I woke up one morning last week with the sensation that something had changed, maybe just a shift in the sea bed shelf, but I knew it. I have been in a transitional phase for a while now. I wouldn't call it a slump, rather a recognition of a fork in the road, a sense that I need to pull off the interstate to check the map before I reach the mystery destination. I drank my coffee on the patio while watching the reflections of daybreak clouds in the pond. It was hypnotic, ever-changing, how fleeting they were. A mallard flew over the pond and I thought, "That exact duck will probably never fly the exact course at the exact moment across that skyline again" and, ad nauseam, "I am the only one that saw it the exact same way." I believe the pond's lesson for me today was adaptation. Time does move on and nothing stays the same. This little patch of pond has taught me so much.
I know I've mocked the people who take care of the pond ducks (excessively, but this is my last dig, I promise) and yet I still learn from them. We all do what we do to get us through that next minute, to keep from wasting it and hopefully learn from it.
Ok, "Daisy" is the lady duck who was raised in a Wal-Mart blue swimming pool in my neighbors garage. She really doesn't know much "bout birthin no babies" but nonetheless, every day she and "Daffy" have a little fun and she lays an egg. She really doesn't know what you do to protect it though. Sometimes she lays them on hills, and in the water. Each day her egg is broken by a squawking crow, or osprey for breakfast yet she refuses to bind her womb to avoid the pain.
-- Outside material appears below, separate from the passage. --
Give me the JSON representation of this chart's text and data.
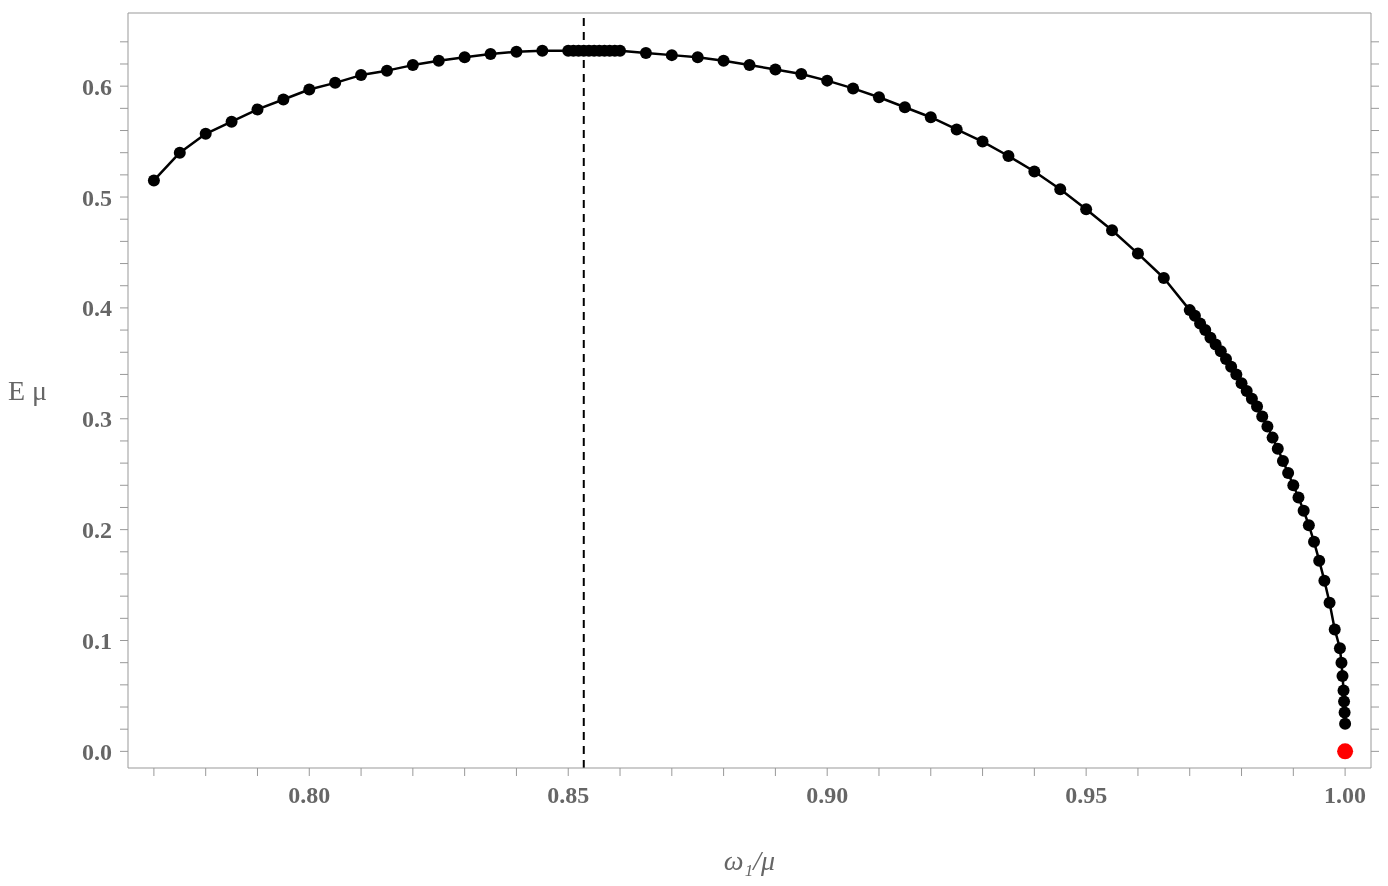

Maybe I need to embrace staying in the moments; the dull ones, painful, scary, and anxious ones longer. I looked at the reflections in the pond again. For a brief moment, I realized that we are actually spinning 1000 miles an hour on earth's axis. It was unnerving. I've only had a few of these particular moments (pre-wine and sunset) and it's a good thing. It's kind of like watching the second hand on a watch and then having a panic attack because we wasted our moments watching the second hand on the watch.
To remove the thoughts of my fleeting-ass time on earth, I decided to go to Pinterest and mindlessly fumble through "happy happy" stuff. The first photo that came up was of a beautiful bubble. I typed in bubbles and got pages of beauties. I realized bubbles are not nearly as significant as what is encapsulated in them. Alright, I give up. I am just giving this day up to serendipity. I'm sure there is acupuncture or a hormone cream that would alleviate these symptoms, but I think I'll just muster through and see what I can learn.
I thought of my lifespan theoretically in the form of those tiny bubbles. Encapsulated in those little bubbles and time capsules are the memories of the meal we just ate, the child that ran through the room waving a wand, the husband rubbing his belly, the child young, the child married, the child with child. The same bubble is in the room of a dying loved one, an argument, or any of life's maladies. I wish I had stayed in those bubbles a little longer, recognized them, all of them, and dealt with them. Instead, I'd rush to touch it, to burst it, to end the moment. Why, because it must end in order to move to the next moment, right?
I don't want to live so safe that I don't get goose bumps anymore, that the hair on my neck doesn't raise, or that I don't have a frog in my throat or a longing. I want to own a truthful connection to my emotions, good or bad. I want to connect the dots on a Dalmatian, cry those tears, face those fears. I don't want to leave anything behind, zilch, nothing, no traces. Blood on the ground, air clawed, and heart spent. I won't be leaving brick and mortar as inheritance to anyone, hopefully, just memories that will encourage others to be kind, laugh a lot, and look to the heavens (if that's your trajectory.)
I went back to the patio to look at the pond. Another duck glides in. It's not his pond, but for the moment he owns the same vista's, air, and gravity as the person who has the deed. I am going to strive harder to live with the earth as I have to own something on it. Yeah, this pond might be the death of me or, it just might be the life of me.